La versión de la doma de la bravía que presenta más analogías con la comedia de Shakespeare se halla en una antigua tradición popular danesa (cuento 1, 88, de la colección del folklore danés de Grundtvig). Catalina, de carácter insopor­table a causa de su testarudez y autorita­rismo, aspira, no obstante, como cualquier muchacha, a encontrar marido, como lo manifiestan las iracundas palabras que di­rige a su padre refiriéndose a su hermana Blanca: «Ésta es la niña de vuestros ojos» ésta sí se casará», y, también su interés en ponerse a andar por la habitación para demostrar a Petruccio, quien pretende ha­ber oído decir que cojea, que no es cierto sufra tal defecto.

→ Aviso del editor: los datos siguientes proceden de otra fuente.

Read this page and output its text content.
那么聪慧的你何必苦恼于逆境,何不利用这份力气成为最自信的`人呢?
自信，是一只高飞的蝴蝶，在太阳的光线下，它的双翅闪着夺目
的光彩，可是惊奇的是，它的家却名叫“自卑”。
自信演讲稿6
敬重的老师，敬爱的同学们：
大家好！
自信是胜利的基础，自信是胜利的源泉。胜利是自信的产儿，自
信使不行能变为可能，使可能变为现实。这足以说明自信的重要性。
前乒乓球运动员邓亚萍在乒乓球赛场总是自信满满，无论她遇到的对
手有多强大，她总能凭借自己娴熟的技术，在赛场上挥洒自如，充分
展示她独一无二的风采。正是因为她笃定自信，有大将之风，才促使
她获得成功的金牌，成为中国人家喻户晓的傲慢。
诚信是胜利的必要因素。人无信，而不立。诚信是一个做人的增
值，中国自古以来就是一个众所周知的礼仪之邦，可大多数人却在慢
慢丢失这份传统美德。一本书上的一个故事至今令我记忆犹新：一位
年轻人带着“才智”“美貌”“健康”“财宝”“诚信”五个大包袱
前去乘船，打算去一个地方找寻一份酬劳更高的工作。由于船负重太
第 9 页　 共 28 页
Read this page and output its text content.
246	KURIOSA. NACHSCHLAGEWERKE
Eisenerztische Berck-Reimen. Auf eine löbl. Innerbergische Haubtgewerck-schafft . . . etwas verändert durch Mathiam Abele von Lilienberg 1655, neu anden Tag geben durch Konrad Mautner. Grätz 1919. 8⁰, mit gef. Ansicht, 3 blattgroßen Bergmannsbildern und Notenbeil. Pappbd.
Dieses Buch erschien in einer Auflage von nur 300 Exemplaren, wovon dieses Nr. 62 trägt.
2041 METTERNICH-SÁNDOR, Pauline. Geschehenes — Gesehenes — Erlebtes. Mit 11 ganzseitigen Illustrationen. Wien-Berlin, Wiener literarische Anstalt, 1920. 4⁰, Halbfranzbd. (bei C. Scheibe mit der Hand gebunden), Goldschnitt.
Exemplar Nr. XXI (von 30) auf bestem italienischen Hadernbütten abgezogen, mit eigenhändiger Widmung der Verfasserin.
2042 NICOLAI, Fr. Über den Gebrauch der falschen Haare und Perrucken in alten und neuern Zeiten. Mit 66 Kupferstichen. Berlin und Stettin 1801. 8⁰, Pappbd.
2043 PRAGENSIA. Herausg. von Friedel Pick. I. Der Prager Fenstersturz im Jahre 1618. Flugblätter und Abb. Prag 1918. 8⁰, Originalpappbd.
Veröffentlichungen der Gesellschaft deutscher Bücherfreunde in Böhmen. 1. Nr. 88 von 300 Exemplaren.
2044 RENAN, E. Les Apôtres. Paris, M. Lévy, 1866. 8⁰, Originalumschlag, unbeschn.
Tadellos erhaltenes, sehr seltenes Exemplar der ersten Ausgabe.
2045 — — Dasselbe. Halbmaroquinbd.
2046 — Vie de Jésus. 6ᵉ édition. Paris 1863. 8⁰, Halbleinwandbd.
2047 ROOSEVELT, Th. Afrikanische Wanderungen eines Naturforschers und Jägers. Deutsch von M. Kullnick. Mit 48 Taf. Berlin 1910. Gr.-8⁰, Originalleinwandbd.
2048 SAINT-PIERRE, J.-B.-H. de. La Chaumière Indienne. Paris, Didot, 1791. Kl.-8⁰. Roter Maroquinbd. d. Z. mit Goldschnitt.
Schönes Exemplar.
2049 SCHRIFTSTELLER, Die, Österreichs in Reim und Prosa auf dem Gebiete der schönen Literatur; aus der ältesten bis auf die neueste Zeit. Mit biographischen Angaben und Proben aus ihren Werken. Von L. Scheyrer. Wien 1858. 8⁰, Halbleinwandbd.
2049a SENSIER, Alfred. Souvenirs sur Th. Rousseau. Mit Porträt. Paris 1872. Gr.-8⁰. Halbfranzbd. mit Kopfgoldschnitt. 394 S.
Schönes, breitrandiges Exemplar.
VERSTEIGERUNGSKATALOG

Esta atracción por el hom­bre es, naturalmente, el punto débil de Ca­talina: apenas advierte una violencia más brutal aún que la suya en una persona que le agrada, su docilidad supera a su anterior arrogancia hasta acabar en la más abyecta sumisión: «Me avergüenzo de que las mujeres sean tan necias como para dar guerra cuando deberían pedir la paz de rodillas; de que quieran imponer leyes, do­minar y señorear habiendo nacido para ser­vir, amar y obedecer… ¡Ea, pobres gusanos insolentes e incapaces!… Humillad vuestra arrogancia, que vanos son vuestros esfuer­zos, y poned las manos a los pies de vuestro esposo…».

En este caso, mejor que del des­arrollo de un carácter puede hablarse de una fascinación animal, elemental expre­sión de un originario antagonismo sexual entre el hombre y la mujer.